I walked into the airport with the assumption I could just check my bags, go through security and wait out the next 12 hours exploring this massive travel hub. However, that was not the case. The airline I’m flying only has one flight per day to Seattle and the kiosk employees don’t arrive until three hours before departure. For me that meant good quality time stuck in a food court with two big suitcases and my backpack. Thank goodness I opted out of bringing my guitar – that would have been beyond disastrous.
I tried being productive, and I actually was for quite a while. But if you’ve traveled a lot, or even just a little, you have to know one of the best parts of sitting so long in a place with hundreds of people is the sport of people watching. For the most part, I observed all the airport employees beginning their shifts early in the morning. I guess I took a moment to sit back and take in the monotony. I could feel the gloom of their personal gray clouds raining down moody monday’s. Just another day.
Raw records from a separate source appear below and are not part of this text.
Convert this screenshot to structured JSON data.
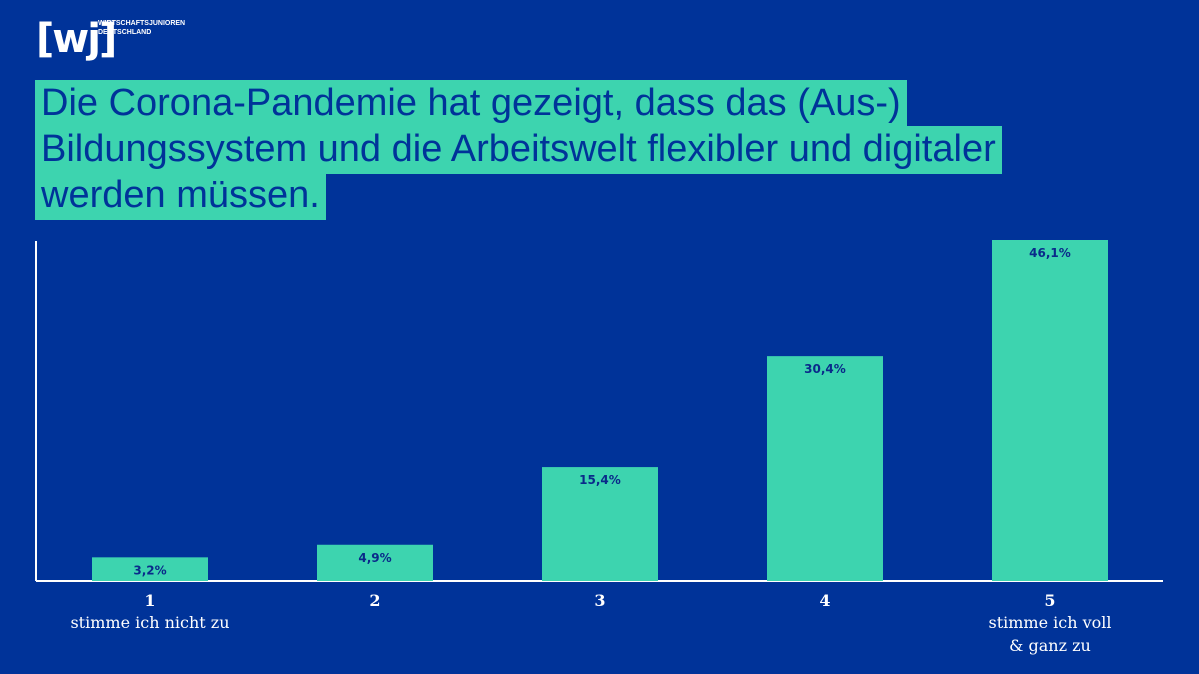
{
  "logo": {
    "mark": "[wj]",
    "line1": "WIRTSCHAFTSJUNIOREN",
    "line2": "DEUTSCHLAND"
  },
  "title": "Die Corona-Pandemie hat gezeigt, dass das (Aus-) Bildungssystem und die Arbeitswelt flexibler und digitaler werden müssen.",
  "colors": {
    "background": "#003399",
    "bar": "#3dd4af",
    "axis": "#ffffff"
  },
  "chart_data": {
    "type": "bar",
    "categories": [
      "1",
      "2",
      "3",
      "4",
      "5"
    ],
    "category_descriptions": [
      [
        "stimme ich nicht zu"
      ],
      [],
      [],
      [],
      [
        "stimme ich voll",
        "& ganz zu"
      ]
    ],
    "values": [
      3.2,
      4.9,
      15.4,
      30.4,
      46.1
    ],
    "value_labels": [
      "3,2%",
      "4,9%",
      "15,4%",
      "30,4%",
      "46,1%"
    ],
    "title": "Die Corona-Pandemie hat gezeigt, dass das (Aus-) Bildungssystem und die Arbeitswelt flexibler und digitaler werden müssen.",
    "xlabel": "",
    "ylabel": "",
    "ylim": [
      0,
      46.1
    ],
    "grid": false,
    "legend": "none"
  }
}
Just another dollar. Some held their heads high, others walked with defeat. Some shuffled aimlessly with their lunch bags in hand.
I knew none of their stories. I imagined some of them coming from cramped apartments, leaving their kids to ready themselves for school. I pictured others at a second job to make ends meet. Some I knew felt blessed to have the job they held. In that moment, God spoke to me and said, but I know each of them. It was a jolt of truth, a slap of reality that this world is bigger than I am and God knows all about it. Each story, each triumph, each failure, each second chance. God sent His son for that sea of faces and God’s son willingly died for each of these strangers. Well, strangers to me.
Sitting at my gate writing this, I just witnessed a man help a disabled man he didn’t know. The disabled man was trying to catch the attention of an attendant. I saw it and ignored it, too focused on my composition. But this other man got up and asked the man if he could help. And he did. Wow. First, I feel like a hypocrite, but God just showed me a picture of Jesus…we are all that disabled man asking for help…and we’ve been ignored by a world who says it will help the broken in its own way, in its own time. But a man who seems to be a total stranger stood up and lent his own hand in assistance when the hurting man needed it.
I made it a point today to ask God to speak to me. In the midst of a busy airport and a 12 hour confinement, he did. Amid the sea of faces and good Samaritans, I found that I have so much to learn about life…and what I learn I need to practice. So if you were at the Atlanta airport today, know that you weren’t lost in a sea of faces. In fact, you stood right out to me.